I fear that this could be the new way as the activists would say, of technologically oppressing the modern worker. One of the first of cours portrayed by Charlie Chaplin a century ago was of pushing the worker to the limits of speed of performing tasks of simply repetitive tasks on the assembly line, speed the line up, force the worker to put together as many widgets as possible, or in his case in the movie, tightening two big lugs on machinery with both arms simultaneously. The funny but starkly satirical lesson-bit was that after work he was still automatically tightening the lugs for hours with no wrenches in his hands without being able to stop after his shift was over.
The modern day equivalent for the last ?15 years or so has been the glorification of the young programming coder who keeps working at some high-tech Silicon Valley start up for huge number of hours, working day and night, eating pizza and salads and swilling tea, smoothies and whatever else the company snackery provided that catered to their young tastes, bribing them into gastronomic sedated satiety and worker bee false satisfaction and pride in working so hard. Now the instruments of worker oppression [disclaimer: I am no a ‘Commie’ or ‘radical,’, being a therapist makes one a particular kind of developmental “conservative,”] is/are DATA. Amazon makes phenomenal use of work metrics data, how long it takes to do this or that, who does it faster, who works the longest hour even if they are home. One particularly simply appalling practice was the approach of supervisors reproaching [onomatopeic pun INtended] workers who did not answer harassing texts to them about work at their homes even at night! This is beyond ridiculous. First responders, health care providers, physicians, PAs, nurses, EMTs, police, detectives, disaster coordinators, Red Cross workers, priests, ministers, these are the people and professions whom we know will need to be “on call,” and ready to answer the phone in the middle of the night when a true emergency happens. Those do not occur on a 9 to 5 basis, but coding and dot com work in no way comes close to taking on in a false oppressive manner the false pretension that its tasks cannot wait like a true human health emergency.
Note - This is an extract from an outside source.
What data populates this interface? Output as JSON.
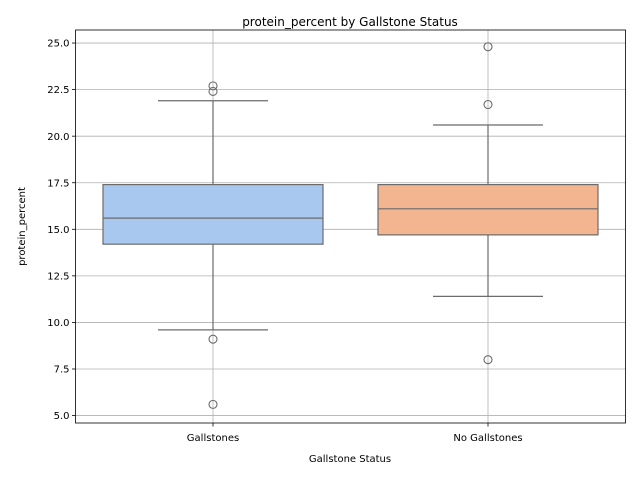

But Data is Apparently God Now…
The uses to which it can and is being put to use to drive the modern worker as exemplified at Amazon are worse than the old canard about “lying with statistics.” The work efficiency data is now being used ruthlessly and it would seem, without regard for the limits and health and well being of such companies’ most precious resources, their human capital, their workers. Add to this mix, the fact that workers in essence, have almost no rights in the modern work world anymore, unethical “crowded rat behavior,” as I call it is being generated as illustrated in the NYT article. Workers tell on each other anonymously. They gang up together to protect themselves in cliques to bad mouth through anonymous criticism channels to bad mouth in concert other single workers. The worst kind of cut throat competition is fostered. You cannot defend yourself, you do not know who bad mouthed you, you cannot confront your accuser which I thought was a treasured principle in this country (where are you Libertarians when we need you?). This all sounds like other totalitarian systems on a grander scale who employed spies everyone to falsely accuse others in order to ingratiate themselves and protect themselves with their arbitrary masters whom they knew could send them off to the camps, or gulags or re-education camps at any time or simply have them “disappeared,” which nowadays in this type work culture is being fired. Historical examples like Pinochet’s Chile, Hitler’s Germany, Stalin’s Russia and the three generations of Kims of the Hermit State come to mind.
This is bad and not good for working America. And Amazon I can wait an extra week for what I order. And another thing, I am canceling my Amazon Prime. I hope it helps relieve some worker’s burden.